With that said, be sure that there are backup secondary systems in place for live-person training. NEVER put your rescuer or live-rescue subject in danger without both people being safely secured with proper systems.

It's important to train on the towers, equipment, platforms and aerial lifts where the employees will be working, and to consider the potential impact of the weather conditions (if they're a factor).

Also, consider the rescue procedures that might be needed if a real-life incident goes beyond simply descending a victim straight down. You might need to tag the victim out (using a skate or guide line for angled descent), perform pickoffs, horizontally move the victim or cross-haul the victim around or over obstacles and equipment.

It's a good idea to train for situations involving challenges such as tower obstructions, difficult anchoring options, tight corridors and challenging landing areas over water, to name a few. If you train for a tough rescue, it makes the straightforward rescues that much easier.

Keep it Simple

An important aspect of successful training is making the techniques as simple as possible. In high-stress situations, simplicity is crucial to successful rescues. Training recall in real-world situations is enhanced when the tasks are simple.
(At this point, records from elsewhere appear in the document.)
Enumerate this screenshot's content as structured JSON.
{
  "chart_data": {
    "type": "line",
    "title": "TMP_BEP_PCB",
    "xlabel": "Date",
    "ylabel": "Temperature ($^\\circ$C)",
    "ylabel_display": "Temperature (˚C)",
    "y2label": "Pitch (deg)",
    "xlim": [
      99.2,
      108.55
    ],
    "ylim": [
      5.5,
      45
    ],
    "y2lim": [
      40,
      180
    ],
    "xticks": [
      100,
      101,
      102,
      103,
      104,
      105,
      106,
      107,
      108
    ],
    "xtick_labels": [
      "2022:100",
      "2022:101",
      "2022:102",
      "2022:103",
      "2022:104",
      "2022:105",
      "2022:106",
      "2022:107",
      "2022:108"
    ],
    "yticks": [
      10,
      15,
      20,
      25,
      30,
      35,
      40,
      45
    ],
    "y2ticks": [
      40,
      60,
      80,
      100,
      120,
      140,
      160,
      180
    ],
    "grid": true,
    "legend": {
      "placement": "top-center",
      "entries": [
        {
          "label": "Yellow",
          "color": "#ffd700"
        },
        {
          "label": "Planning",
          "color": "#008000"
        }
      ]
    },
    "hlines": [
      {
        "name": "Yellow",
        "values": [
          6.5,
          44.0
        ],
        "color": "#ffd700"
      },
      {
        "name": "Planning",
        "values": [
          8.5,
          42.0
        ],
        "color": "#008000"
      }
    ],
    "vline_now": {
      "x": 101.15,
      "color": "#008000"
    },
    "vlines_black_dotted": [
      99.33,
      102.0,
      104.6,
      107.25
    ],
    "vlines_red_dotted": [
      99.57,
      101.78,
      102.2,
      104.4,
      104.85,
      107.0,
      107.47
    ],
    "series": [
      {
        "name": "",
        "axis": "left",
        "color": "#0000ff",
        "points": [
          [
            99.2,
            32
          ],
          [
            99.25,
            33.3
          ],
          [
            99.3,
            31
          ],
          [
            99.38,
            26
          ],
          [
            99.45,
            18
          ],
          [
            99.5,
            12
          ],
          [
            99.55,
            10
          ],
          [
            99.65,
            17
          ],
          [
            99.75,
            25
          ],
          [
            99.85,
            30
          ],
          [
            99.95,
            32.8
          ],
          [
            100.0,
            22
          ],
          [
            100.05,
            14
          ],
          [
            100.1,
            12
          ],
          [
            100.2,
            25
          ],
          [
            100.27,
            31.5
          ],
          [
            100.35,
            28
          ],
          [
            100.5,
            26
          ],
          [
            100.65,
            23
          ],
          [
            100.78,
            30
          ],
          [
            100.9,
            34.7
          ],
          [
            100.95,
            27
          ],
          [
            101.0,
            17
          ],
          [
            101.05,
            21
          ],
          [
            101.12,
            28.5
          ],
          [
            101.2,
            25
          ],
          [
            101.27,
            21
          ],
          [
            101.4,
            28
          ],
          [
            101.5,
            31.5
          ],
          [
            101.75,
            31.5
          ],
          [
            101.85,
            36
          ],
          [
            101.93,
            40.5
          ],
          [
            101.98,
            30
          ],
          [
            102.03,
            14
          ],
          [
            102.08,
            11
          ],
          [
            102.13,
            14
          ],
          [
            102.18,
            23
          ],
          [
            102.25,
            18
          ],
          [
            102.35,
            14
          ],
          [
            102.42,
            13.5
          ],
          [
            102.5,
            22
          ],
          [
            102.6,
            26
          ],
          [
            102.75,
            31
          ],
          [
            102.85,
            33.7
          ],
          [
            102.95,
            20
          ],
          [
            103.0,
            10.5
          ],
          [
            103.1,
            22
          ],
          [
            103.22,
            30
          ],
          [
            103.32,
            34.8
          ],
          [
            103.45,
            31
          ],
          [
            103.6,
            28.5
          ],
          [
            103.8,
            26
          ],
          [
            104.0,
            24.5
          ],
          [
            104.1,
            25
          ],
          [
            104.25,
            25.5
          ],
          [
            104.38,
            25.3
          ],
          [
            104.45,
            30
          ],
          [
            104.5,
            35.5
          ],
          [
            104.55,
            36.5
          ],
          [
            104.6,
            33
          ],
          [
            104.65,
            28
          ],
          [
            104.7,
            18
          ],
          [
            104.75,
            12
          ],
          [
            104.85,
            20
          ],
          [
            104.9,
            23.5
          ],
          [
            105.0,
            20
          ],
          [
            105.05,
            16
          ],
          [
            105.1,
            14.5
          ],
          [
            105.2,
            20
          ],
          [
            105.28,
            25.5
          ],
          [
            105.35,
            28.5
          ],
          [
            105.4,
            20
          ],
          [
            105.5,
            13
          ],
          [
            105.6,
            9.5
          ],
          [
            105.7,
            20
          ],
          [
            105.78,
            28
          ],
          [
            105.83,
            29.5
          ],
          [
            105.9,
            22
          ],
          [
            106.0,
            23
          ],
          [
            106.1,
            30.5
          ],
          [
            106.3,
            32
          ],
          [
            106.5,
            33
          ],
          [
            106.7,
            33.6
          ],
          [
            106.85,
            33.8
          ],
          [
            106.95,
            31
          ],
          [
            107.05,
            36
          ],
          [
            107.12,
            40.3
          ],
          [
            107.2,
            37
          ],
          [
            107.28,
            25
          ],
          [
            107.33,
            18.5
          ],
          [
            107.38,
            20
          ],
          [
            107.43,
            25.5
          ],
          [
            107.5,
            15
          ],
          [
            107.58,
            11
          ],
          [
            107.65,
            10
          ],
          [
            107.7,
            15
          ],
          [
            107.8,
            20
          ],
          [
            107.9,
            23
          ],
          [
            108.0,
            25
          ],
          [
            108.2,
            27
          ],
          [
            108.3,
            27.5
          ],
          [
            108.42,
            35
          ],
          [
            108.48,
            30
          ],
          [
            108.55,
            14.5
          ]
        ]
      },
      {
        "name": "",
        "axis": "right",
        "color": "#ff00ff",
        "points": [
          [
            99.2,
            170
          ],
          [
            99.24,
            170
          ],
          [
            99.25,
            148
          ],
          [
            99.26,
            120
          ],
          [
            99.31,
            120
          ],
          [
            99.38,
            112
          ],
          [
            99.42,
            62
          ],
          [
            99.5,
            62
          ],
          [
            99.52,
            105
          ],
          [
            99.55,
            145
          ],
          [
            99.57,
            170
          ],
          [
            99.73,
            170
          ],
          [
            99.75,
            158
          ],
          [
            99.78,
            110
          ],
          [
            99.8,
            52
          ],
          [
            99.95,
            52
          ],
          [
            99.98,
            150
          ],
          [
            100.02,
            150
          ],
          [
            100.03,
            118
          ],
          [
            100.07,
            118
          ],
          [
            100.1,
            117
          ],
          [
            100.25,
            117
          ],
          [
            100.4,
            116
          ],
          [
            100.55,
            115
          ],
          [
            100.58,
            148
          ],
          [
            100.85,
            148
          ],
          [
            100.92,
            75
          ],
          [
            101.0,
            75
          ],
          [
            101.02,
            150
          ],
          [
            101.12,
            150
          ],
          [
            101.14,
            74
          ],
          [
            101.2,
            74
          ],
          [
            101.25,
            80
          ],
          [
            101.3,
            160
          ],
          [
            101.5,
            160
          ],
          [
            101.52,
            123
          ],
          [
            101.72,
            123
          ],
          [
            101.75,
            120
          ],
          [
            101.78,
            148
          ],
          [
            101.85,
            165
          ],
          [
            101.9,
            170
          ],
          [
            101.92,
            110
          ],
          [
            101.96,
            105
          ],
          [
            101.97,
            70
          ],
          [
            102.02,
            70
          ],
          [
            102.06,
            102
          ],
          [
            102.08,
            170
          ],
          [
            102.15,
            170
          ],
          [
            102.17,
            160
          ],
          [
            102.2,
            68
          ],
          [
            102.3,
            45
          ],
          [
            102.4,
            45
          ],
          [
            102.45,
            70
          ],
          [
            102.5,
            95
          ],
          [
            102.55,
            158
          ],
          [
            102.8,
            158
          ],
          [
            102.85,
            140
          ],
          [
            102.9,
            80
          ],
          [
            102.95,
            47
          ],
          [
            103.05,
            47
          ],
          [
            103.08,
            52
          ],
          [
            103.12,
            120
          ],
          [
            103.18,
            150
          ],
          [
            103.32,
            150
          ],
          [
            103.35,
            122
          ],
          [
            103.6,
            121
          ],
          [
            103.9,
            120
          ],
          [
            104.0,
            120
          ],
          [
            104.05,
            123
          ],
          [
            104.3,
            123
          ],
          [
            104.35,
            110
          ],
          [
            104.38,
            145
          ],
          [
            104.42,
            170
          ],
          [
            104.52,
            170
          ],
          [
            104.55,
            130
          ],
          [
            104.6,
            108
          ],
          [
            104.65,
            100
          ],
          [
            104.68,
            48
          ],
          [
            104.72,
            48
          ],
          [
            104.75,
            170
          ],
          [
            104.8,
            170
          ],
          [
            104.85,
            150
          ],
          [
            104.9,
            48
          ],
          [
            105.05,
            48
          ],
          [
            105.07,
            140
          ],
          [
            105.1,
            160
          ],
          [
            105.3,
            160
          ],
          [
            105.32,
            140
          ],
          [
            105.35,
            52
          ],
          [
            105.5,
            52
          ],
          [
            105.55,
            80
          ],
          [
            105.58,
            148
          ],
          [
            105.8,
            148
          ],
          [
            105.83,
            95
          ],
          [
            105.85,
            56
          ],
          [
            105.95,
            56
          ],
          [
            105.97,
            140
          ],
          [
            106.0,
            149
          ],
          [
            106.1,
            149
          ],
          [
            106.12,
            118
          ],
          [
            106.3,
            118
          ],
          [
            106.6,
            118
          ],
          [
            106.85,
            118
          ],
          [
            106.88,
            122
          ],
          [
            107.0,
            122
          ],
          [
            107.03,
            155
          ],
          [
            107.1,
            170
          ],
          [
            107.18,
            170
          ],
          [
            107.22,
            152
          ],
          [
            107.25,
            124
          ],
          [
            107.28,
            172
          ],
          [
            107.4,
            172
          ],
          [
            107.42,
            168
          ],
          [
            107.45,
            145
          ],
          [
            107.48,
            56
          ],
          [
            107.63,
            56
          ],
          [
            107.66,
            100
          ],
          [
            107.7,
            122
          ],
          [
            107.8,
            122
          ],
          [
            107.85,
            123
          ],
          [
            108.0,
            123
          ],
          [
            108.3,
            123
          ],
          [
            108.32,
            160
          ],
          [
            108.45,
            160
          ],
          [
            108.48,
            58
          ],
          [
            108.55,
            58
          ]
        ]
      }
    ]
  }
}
Use equipment that isn't too complex to set up and operate. Systems also should be portable and easy to carry to at-height locations. Consider components that are designed to withstand harsh environments (fire-rated ropes and sealed brake systems, for example). Other elements to consider are:

  • Use of anchor connectors with universal attachment and cut resistance.
  • Versatility of equipment for self or assisted rescue.
  • Redundant braking systems for safety.
  • Replaceable ropes for repetitive (and affordable) training.
  • Connection hardware that is certified to ANSI Z359.12 with 3,600-pound gate strengths.
  • Equipment and systems that are certified to the latest ANSI Z359.4 rescue standards.

Conclusion

Falls aren't the only emergency situations that can occur when workers are at heights. Consider that medical conditions (such as heart attacks, heat exhaustion and hypothermia) or injuries (electrical shock, chemical exposure, bee stings and being struck by tools or equipment, for example) also could create rescue scenarios. Prepare your employees for prompt rescue for all circumstances when working at heights.

Change the rescue scenarios every year to continue to challenge workers and keep it interesting. With these tips in mind, rescue training soon will become every employee's favorite type of training.

Jeff Wild is technical manager for Boulder, Colo.-based Deus Rescue.